Having my birthday and wedding anniversary overseas without my husband and close friends was something I didn't really think too much about when I signed up to go to Germany. But actually it actually wasn't that bad - I mean, it's not every day you get birthday cake for breakfast with a cherry smiling right at you!
My birthday fell on a Sunday and it was a glorious day; taking public transportation (I know it sounds weird, but I LOVE and miss that), singing at church, and seeing the beautiful sites of Potsdam by bike!
The (bike) gang
During the ride my friend Bobby asked me what my goals for year 33 were; at that point I was dehydrated and hyper-focused on not falling off my bike - so I don't think I said anything. Thankfully I survived the ride and nearly a month later, having had a lot more time to pray and think, I'm finally able to articulate what I hope this year will look like.

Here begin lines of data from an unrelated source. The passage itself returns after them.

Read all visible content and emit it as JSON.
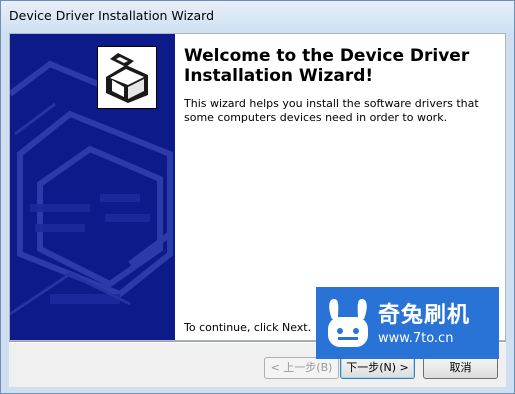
{
  "window": {
    "title": "Device Driver Installation Wizard"
  },
  "main": {
    "heading": "Welcome to the Device Driver Installation Wizard!",
    "description": "This wizard helps you install the software drivers that some computers devices need in order to work.",
    "continue_text": "To continue, click Next."
  },
  "buttons": {
    "back": "< 上一步(B)",
    "next": "下一步(N) >",
    "cancel": "取消"
  },
  "watermark": {
    "title": "奇兔刷机",
    "url": "www.7to.cn"
  },
  "icons": {
    "wizard": "driver-box-icon",
    "watermark_logo": "rabbit-logo-icon"
  },
  "colors": {
    "panel_blue": "#0d1a8a",
    "watermark_blue": "#2a73d6"
  }
}
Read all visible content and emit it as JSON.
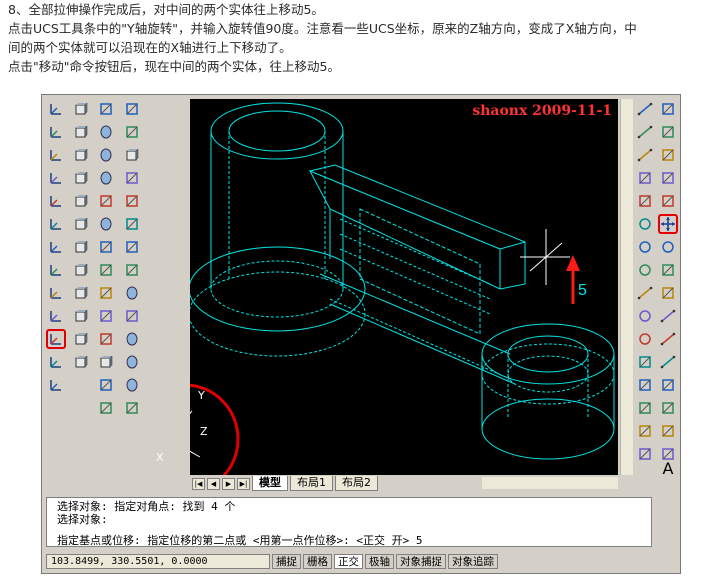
{
  "intro": {
    "line1": "8、全部拉伸操作完成后，对中间的两个实体往上移动5。",
    "line2": "点击UCS工具条中的\"Y轴旋转\"，并输入旋转值90度。注意看一些UCS坐标，原来的Z轴方向，变成了X轴方向，中",
    "line3": "间的两个实体就可以沿现在的X轴进行上下移动了。",
    "line4": "点击\"移动\"命令按钮后，现在中间的两个实体，往上移动5。"
  },
  "watermark": "shaonx 2009-11-1",
  "annotation": {
    "move_value": "5"
  },
  "ucs": {
    "y": "Y",
    "z": "Z",
    "x": "X"
  },
  "tabs": [
    {
      "label": "模型"
    },
    {
      "label": "布局1"
    },
    {
      "label": "布局2"
    }
  ],
  "command": {
    "line1": "选择对象: 指定对角点: 找到 4 个",
    "line2": "选择对象:",
    "line3": "指定基点或位移: 指定位移的第二点或 <用第一点作位移>: <正交 开> 5"
  },
  "status": {
    "coords": "103.8499, 330.5501, 0.0000",
    "buttons": [
      "捕捉",
      "栅格",
      "正交",
      "极轴",
      "对象捕捉",
      "对象追踪"
    ]
  },
  "colors": {
    "wire": "#00e5e5",
    "highlight": "#e00000",
    "canvas": "#000000"
  },
  "text_glyph": "A",
  "icons": {
    "ucs": [
      "ucs-icon",
      "ucs-world-icon",
      "ucs-previous-icon",
      "ucs-face-icon",
      "ucs-object-icon",
      "ucs-view-icon",
      "ucs-origin-icon",
      "ucs-zaxis-icon",
      "ucs-3point-icon",
      "ucs-x-rotate-icon",
      "ucs-y-rotate-icon",
      "ucs-z-rotate-icon",
      "ucs-apply-icon"
    ],
    "view": [
      "top-view-icon",
      "bottom-view-icon",
      "left-view-icon",
      "right-view-icon",
      "front-view-icon",
      "back-view-icon",
      "sw-iso-icon",
      "se-iso-icon",
      "ne-iso-icon",
      "nw-iso-icon",
      "orbit-icon",
      "camera-icon"
    ],
    "solids": [
      "box-icon",
      "sphere-icon",
      "cylinder-icon",
      "cone-icon",
      "wedge-icon",
      "torus-icon",
      "extrude-icon",
      "revolve-icon",
      "slice-icon",
      "section-icon",
      "interfere-icon",
      "setup-view-icon",
      "setup-drawing-icon",
      "setup-profile-icon"
    ],
    "draw": [
      "line-icon",
      "construction-line-icon",
      "polyline-icon",
      "polygon-icon",
      "rectangle-icon",
      "arc-icon",
      "circle-icon",
      "revision-cloud-icon",
      "spline-icon",
      "ellipse-icon",
      "ellipse-arc-icon",
      "insert-block-icon",
      "make-block-icon",
      "point-icon",
      "hatch-icon",
      "region-icon"
    ],
    "modify": [
      "erase-icon",
      "copy-icon",
      "mirror-icon",
      "offset-icon",
      "array-icon",
      "move-icon",
      "rotate-icon",
      "scale-icon",
      "stretch-icon",
      "trim-icon",
      "extend-icon",
      "break-icon",
      "join-icon",
      "chamfer-icon",
      "fillet-icon",
      "explode-icon"
    ]
  }
}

I can clearly remember what my three "Cs" were last year: COMMUNITY, CALLING, and CHILDREN (still waiting, still in process for all). Funny - the older I'm getting the more intangible my "wishes" are becoming. Those from last year are still pretty tangible - there's visible evidence of it all over social media! (Which is partially why I chose to deactivate from Facebook, another story for another day).
But this year my "Cs" are looking a little different (BTW no rhyme or reason as to why the letter C seems to work for me), all related to the one word that keeps coming back to me - REST.

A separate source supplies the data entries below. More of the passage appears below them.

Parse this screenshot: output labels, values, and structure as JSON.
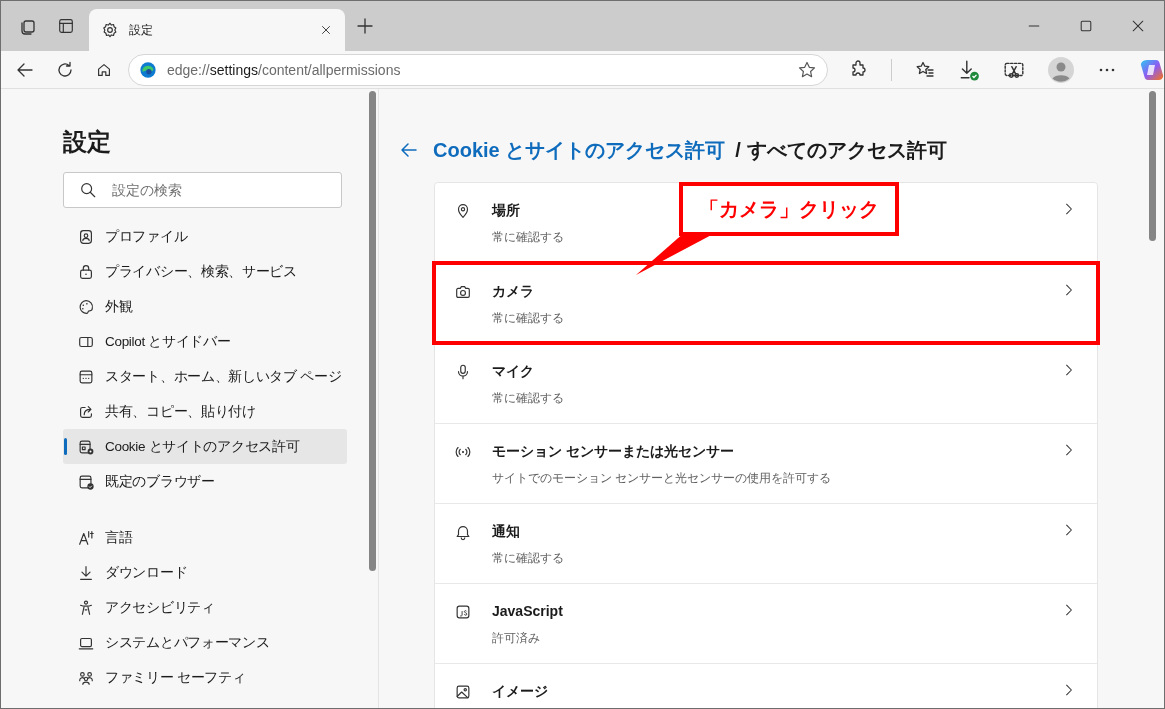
{
  "tabs": [
    {
      "label": "設定",
      "selected": true
    }
  ],
  "address_bar": {
    "scheme": "edge://",
    "host": "settings",
    "path": "/content/allpermissions"
  },
  "sidebar": {
    "title": "設定",
    "search": {
      "placeholder": "設定の検索"
    },
    "groups": [
      {
        "items": [
          {
            "label": "プロファイル",
            "selected": false
          },
          {
            "label": "プライバシー、検索、サービス",
            "selected": false
          },
          {
            "label": "外観",
            "selected": false
          },
          {
            "label": "Copilot とサイドバー",
            "selected": false
          },
          {
            "label": "スタート、ホーム、新しいタブ ページ",
            "selected": false
          },
          {
            "label": "共有、コピー、貼り付け",
            "selected": false
          },
          {
            "label": "Cookie とサイトのアクセス許可",
            "selected": true
          },
          {
            "label": "既定のブラウザー",
            "selected": false
          }
        ]
      },
      {
        "items": [
          {
            "label": "言語",
            "selected": false
          },
          {
            "label": "ダウンロード",
            "selected": false
          },
          {
            "label": "アクセシビリティ",
            "selected": false
          },
          {
            "label": "システムとパフォーマンス",
            "selected": false
          },
          {
            "label": "ファミリー セーフティ",
            "selected": false
          }
        ]
      }
    ]
  },
  "header": {
    "breadcrumb_link": "Cookie とサイトのアクセス許可",
    "separator": "/",
    "current": "すべてのアクセス許可"
  },
  "permissions": [
    {
      "title": "場所",
      "subtitle": "常に確認する",
      "highlighted": false
    },
    {
      "title": "カメラ",
      "subtitle": "常に確認する",
      "highlighted": true
    },
    {
      "title": "マイク",
      "subtitle": "常に確認する",
      "highlighted": false
    },
    {
      "title": "モーション センサーまたは光センサー",
      "subtitle": "サイトでのモーション センサーと光センサーの使用を許可する",
      "highlighted": false
    },
    {
      "title": "通知",
      "subtitle": "常に確認する",
      "highlighted": false
    },
    {
      "title": "JavaScript",
      "subtitle": "許可済み",
      "highlighted": false
    },
    {
      "title": "イメージ",
      "highlighted": false
    }
  ],
  "annotation": {
    "callout": "「カメラ」クリック"
  }
}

I'm generally not a restful person. I'm high energy, bouncy, adventurous, impatient, impulsive, and stubborn. But a couple months before my birthday, God began to reveal to me that I've been "doing" a whole lot out of my own power vs. just "being", and allowing His power to work in and through me.
Not that I plan on cutting back on any adventure time this year and by no means am I resolving to be some kind of calm zen person by the time I turn 34. God has affirmed that He in fact did intend for my personality to be how it is - but He has graciously made it clear that when I choose to unleash those personality traits out of my own power and to feed my own desires, things go quickly awry. But when I allow my Designer to use them how they were intended to be used, He can do some pretty awesome stuff.
I believe God is calling me - and perhaps you also - to rest in Him. So back to the Cs - year 33, I choose to rest in God, my:
Creator: The One who knew me before I was born, who purposed me for good works even before time began, who knew I'd be crazy and hard, and yet loves me anyway (and can use my passion for good!).
Comforter: The One who reminds me that His grace is enough for this temporary life - and my personal faults, fears, longings, hurts, and heartbreak...
Counselor: The One who wants to lead me through this life, to victory and to healing, in big and small decisions - because of Love.
I hope you're encouraged by this. If there's one thing I hope you've taken away, it's that you are purposed and loved completely as you are. I don't always remember that either, but it's the truth - so hang onto it.
This beautiful statue of Jesus Christ was at Friedenskirche, "Church of Peace", in Potsdam. It is a copy of the larger statue in Denmark which, on its base is written, "Kommer til mig" ("Come to me"), based on Matthew 11:28:
Come to Me, all who are weary and heavy-laden, and I will give you rest.